Intramembrane processing of the EHcV core protein by SPP. (A) The plasmids encoding HCVc, HCVc-mt, EHcVc, and EHcVc-mt are shown as a schematic diagram. Their C-terminal regions (171 to 190, HCV core protein; 185 to 203, EHcV core protein) were aligned. The C-terminal Ala of each core protein was replaced with Arg (R) to prevent signal peptidase-dependent cleavage for the detection of the SPP-uncleaved core protein with the anti-HA antibody. Bars indicate the amino acids that were the same as those of the wild-type residues. (B) The secondary protein structures in the C-terminal transmembrane regions of the HCV and EHcV core proteins and mutants were predicted by the method of Garnier et al. (25). Arrows indicate putative SPP cleavage sites. (C) HCVc, HCVc-mt, EHcVc, and EHcVc-mt were expressed in 293FT cells and immunoblotted with the anti-FLAG and -HA antibodies. (D) HCVc or EHcVc was expressed with SPP-wt or SPP-D219A in the 293FT cell line. HCVc-mt and EHcVc-mt were expressed in the absence of SPP-wt and SPP-D219A as uncleavable controls. (E) HCVc or EHcVc was coexpressed with or without SPP-D219A. SPP-D219A was pulled down with Ni beads. Coprecipitated proteins were immunoblotted with the anti-FLAG antibody.

FIG 7

Intracellular localization of hepacivirus core proteins. HCVc, HCVc-mt, EHcVc, or EHcVc-mt was expressed in the Huh7OK1 cell line. The resulting cells were stained with Bodipy 558/568 (red) and then fixed with 4% paraformaldehyde at 24 h posttransfection, permeabilized, and subjected to indirect immunofluorescence staining. Each core protein was detected using mouse anti-FLAG antibodies and then Alexa 488-conjugated anti-mouse IgG (green).
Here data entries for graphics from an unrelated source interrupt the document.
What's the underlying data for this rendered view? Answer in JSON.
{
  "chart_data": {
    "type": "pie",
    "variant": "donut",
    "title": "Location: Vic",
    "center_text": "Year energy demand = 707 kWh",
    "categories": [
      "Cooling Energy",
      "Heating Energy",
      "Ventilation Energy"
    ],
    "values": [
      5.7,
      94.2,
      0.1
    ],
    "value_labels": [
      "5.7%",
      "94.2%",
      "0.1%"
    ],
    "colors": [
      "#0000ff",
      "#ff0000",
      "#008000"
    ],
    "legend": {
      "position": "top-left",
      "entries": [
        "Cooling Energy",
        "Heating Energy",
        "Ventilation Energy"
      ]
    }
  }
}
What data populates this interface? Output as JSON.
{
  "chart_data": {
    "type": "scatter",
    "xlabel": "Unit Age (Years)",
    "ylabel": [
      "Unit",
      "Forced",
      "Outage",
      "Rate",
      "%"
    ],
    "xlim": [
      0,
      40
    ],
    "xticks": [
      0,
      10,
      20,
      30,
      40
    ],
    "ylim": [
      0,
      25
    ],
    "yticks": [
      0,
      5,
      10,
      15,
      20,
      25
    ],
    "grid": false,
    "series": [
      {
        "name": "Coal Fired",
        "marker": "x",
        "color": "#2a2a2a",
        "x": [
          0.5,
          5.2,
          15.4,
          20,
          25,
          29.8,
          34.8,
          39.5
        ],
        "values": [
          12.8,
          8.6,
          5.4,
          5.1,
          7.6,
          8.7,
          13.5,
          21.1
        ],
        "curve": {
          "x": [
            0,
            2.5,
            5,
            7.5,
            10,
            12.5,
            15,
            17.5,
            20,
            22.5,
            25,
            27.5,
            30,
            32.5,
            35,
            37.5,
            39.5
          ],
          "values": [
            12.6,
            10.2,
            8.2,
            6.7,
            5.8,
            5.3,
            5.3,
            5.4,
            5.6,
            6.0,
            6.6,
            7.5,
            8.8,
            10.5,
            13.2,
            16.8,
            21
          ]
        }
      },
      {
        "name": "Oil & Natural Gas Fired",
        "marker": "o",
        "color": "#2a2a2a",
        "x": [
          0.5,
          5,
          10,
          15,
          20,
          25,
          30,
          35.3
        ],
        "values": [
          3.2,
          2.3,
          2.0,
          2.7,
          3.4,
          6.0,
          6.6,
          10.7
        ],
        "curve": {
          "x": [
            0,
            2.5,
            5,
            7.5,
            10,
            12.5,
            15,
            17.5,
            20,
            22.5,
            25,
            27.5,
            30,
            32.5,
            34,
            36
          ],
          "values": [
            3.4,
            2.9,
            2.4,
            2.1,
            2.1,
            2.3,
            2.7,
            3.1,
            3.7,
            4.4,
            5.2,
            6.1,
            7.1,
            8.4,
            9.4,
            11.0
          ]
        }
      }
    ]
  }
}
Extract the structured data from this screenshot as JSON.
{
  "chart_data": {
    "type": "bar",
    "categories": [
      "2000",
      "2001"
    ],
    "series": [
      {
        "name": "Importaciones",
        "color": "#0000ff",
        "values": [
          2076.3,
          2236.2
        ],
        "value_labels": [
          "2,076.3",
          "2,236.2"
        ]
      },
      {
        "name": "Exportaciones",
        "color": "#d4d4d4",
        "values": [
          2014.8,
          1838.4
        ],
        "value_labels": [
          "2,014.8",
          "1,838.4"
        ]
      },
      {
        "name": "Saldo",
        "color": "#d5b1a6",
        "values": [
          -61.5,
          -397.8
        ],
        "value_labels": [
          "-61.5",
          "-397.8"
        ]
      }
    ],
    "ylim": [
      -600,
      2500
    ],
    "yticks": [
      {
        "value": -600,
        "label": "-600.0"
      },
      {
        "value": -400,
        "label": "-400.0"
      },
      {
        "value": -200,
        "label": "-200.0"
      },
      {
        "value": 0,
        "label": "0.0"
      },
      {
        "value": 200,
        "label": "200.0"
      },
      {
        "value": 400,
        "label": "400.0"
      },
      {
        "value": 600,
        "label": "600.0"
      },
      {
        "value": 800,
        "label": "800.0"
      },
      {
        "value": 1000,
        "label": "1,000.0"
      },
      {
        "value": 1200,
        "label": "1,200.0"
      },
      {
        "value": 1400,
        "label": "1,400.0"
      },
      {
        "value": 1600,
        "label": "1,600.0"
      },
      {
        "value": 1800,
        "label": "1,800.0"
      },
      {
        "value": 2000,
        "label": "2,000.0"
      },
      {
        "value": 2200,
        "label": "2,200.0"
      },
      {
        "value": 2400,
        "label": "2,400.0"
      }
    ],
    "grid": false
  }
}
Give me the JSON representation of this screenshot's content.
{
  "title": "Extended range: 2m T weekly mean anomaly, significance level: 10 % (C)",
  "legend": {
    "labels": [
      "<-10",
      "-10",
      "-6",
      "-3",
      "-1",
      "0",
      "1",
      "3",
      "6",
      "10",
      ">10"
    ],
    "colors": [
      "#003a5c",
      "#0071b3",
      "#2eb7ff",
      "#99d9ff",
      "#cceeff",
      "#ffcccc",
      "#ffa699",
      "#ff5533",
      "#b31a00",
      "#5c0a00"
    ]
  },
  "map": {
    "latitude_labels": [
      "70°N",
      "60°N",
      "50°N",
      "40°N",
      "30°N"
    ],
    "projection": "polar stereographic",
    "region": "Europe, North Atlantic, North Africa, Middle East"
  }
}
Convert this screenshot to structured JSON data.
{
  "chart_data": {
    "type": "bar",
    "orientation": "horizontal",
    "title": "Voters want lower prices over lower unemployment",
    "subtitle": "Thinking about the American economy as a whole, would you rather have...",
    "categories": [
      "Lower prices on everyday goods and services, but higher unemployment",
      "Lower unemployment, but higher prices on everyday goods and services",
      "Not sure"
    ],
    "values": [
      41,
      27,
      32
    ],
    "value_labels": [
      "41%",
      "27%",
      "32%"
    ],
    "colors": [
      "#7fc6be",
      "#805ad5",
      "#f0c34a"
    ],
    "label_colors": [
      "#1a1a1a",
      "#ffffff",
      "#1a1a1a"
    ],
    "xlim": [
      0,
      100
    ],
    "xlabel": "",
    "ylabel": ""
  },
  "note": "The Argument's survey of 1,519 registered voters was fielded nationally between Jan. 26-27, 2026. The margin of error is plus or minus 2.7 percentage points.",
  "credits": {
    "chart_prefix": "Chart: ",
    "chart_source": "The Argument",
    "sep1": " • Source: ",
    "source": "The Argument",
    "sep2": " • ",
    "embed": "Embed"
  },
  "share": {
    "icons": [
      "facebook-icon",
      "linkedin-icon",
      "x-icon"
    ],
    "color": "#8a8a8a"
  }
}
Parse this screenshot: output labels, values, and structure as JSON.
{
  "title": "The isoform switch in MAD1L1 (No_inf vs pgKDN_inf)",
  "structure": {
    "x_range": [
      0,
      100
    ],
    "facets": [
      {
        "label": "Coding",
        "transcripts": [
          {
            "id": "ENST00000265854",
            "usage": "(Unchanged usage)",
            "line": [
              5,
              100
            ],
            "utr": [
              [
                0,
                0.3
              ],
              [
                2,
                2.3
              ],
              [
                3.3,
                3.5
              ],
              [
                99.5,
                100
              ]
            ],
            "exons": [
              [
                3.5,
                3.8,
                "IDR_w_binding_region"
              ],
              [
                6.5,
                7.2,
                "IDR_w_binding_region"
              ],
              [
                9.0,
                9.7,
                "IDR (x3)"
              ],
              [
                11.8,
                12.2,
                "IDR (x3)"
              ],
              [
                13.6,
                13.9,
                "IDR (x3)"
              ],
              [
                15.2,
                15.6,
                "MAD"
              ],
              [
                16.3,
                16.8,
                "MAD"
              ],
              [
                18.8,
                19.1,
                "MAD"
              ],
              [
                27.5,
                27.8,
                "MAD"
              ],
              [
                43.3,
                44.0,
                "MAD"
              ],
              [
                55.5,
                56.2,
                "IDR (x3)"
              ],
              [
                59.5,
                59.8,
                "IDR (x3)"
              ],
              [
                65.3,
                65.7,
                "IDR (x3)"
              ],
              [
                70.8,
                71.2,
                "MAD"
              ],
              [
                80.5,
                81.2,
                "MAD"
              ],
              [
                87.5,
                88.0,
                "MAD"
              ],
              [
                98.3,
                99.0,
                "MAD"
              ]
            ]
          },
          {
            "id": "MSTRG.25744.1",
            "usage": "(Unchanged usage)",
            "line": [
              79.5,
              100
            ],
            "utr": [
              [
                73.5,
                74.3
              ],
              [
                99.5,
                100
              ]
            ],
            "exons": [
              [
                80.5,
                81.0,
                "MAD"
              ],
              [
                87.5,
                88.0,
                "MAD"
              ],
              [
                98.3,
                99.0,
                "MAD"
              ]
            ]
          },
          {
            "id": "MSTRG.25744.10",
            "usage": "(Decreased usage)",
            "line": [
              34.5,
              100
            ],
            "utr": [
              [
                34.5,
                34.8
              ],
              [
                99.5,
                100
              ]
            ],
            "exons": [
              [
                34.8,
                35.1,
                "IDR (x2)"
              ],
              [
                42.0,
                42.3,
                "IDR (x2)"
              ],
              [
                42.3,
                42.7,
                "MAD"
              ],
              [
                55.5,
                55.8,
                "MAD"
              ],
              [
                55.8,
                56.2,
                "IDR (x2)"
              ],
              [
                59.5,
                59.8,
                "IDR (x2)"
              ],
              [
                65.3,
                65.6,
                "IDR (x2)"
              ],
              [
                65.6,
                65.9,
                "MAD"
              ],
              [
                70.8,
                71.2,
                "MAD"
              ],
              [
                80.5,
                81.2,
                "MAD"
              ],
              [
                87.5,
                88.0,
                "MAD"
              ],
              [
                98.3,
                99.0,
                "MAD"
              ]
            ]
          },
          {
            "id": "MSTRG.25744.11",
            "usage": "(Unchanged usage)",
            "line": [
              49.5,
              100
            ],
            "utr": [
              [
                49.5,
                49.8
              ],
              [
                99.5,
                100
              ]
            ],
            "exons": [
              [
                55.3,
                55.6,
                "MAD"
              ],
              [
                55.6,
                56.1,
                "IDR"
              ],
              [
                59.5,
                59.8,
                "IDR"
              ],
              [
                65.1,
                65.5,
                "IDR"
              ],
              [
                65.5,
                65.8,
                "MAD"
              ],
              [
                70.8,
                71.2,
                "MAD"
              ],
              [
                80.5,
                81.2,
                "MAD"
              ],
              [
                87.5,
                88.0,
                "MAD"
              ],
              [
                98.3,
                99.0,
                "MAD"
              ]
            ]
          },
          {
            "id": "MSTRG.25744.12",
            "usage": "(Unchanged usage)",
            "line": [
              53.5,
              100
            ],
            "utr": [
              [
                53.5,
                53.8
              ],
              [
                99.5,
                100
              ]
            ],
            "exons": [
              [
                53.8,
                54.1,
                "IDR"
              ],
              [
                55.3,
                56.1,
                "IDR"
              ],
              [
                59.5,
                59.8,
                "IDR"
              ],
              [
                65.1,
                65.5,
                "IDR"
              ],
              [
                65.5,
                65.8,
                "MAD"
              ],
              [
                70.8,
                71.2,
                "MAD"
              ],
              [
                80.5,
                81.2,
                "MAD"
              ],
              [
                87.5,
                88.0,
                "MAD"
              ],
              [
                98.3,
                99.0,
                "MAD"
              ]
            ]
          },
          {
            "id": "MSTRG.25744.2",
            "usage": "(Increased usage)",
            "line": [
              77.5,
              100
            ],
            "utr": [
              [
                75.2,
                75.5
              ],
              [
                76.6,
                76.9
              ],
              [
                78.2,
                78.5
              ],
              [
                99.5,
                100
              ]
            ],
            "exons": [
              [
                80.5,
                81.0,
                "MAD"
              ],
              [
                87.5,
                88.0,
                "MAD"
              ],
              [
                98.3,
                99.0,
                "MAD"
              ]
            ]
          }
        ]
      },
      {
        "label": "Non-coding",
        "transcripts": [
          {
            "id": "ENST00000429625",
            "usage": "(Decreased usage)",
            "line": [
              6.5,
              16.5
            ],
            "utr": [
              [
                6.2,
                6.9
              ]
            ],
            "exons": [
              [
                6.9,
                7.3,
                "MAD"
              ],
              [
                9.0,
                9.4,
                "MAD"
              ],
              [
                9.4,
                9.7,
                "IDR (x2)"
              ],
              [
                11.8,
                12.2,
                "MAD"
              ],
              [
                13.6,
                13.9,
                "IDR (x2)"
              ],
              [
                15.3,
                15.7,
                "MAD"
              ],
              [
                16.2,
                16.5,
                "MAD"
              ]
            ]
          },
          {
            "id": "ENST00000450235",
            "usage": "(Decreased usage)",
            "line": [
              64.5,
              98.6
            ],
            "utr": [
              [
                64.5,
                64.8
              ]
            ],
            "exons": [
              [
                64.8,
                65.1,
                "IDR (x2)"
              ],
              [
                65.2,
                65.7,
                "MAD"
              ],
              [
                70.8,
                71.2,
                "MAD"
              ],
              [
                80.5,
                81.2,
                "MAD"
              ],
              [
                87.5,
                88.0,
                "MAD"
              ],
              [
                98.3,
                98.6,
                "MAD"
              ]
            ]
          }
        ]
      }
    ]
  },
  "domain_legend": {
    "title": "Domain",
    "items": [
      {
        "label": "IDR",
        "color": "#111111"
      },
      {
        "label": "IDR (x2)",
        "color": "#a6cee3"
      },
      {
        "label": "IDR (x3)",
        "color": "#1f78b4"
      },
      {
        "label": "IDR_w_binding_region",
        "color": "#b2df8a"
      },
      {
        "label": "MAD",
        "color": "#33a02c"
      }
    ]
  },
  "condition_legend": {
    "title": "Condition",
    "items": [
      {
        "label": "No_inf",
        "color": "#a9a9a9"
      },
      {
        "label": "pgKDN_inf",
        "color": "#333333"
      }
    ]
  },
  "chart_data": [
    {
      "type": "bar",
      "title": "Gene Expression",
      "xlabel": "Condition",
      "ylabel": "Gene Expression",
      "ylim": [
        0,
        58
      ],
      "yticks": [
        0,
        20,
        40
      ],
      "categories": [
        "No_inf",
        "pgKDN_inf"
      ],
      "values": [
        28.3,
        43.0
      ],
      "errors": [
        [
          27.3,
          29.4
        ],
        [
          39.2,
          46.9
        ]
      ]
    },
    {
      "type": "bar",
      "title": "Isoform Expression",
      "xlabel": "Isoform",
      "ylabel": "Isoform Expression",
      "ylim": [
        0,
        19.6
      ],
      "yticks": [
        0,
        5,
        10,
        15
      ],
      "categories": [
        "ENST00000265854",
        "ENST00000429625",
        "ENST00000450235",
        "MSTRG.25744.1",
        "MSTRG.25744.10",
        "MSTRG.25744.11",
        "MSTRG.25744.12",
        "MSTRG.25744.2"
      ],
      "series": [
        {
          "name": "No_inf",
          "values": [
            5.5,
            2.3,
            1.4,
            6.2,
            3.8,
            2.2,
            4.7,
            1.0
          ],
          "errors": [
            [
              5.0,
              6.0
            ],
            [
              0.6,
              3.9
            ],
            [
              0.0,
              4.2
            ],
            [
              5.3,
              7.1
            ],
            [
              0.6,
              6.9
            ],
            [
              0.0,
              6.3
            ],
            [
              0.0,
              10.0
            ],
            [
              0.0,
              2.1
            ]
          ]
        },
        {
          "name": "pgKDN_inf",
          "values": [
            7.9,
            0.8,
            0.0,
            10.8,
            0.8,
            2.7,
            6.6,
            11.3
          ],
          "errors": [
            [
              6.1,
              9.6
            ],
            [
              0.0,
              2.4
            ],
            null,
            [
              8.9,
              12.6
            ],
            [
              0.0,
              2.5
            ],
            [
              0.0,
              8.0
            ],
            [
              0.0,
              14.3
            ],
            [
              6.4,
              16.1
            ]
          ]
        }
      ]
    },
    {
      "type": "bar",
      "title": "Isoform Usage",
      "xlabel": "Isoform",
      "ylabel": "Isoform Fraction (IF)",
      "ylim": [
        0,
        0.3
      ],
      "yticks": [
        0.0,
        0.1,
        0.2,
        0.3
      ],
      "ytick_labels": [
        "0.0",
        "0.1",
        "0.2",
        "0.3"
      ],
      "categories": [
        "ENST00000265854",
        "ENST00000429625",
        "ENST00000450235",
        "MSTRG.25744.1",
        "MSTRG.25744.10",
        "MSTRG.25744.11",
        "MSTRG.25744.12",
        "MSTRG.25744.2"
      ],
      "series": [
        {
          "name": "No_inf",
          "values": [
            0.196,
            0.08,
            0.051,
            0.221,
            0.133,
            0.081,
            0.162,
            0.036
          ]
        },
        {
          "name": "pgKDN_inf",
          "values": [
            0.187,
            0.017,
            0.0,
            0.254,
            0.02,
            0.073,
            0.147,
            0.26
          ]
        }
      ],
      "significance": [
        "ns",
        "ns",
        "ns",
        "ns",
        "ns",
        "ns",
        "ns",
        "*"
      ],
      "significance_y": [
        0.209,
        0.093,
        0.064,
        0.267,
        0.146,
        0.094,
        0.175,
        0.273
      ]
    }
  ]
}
Cell nuclei were stained with DAPI after fixation (blue).

FIG 8

The EHcV core protein partially migrated to the DRM fraction after SPP-dependent processing. 293FT cells expressing either EHcVc or EHcVc-mt were homogenized with or without 1% Triton X-100 and then subjected to a flotation assay. Proteins in each fraction were concentrated with cold acetone and then subjected to Western blotting using the anti-FLAG, anti-calreticulin, or anti-caveolin-1 antibody.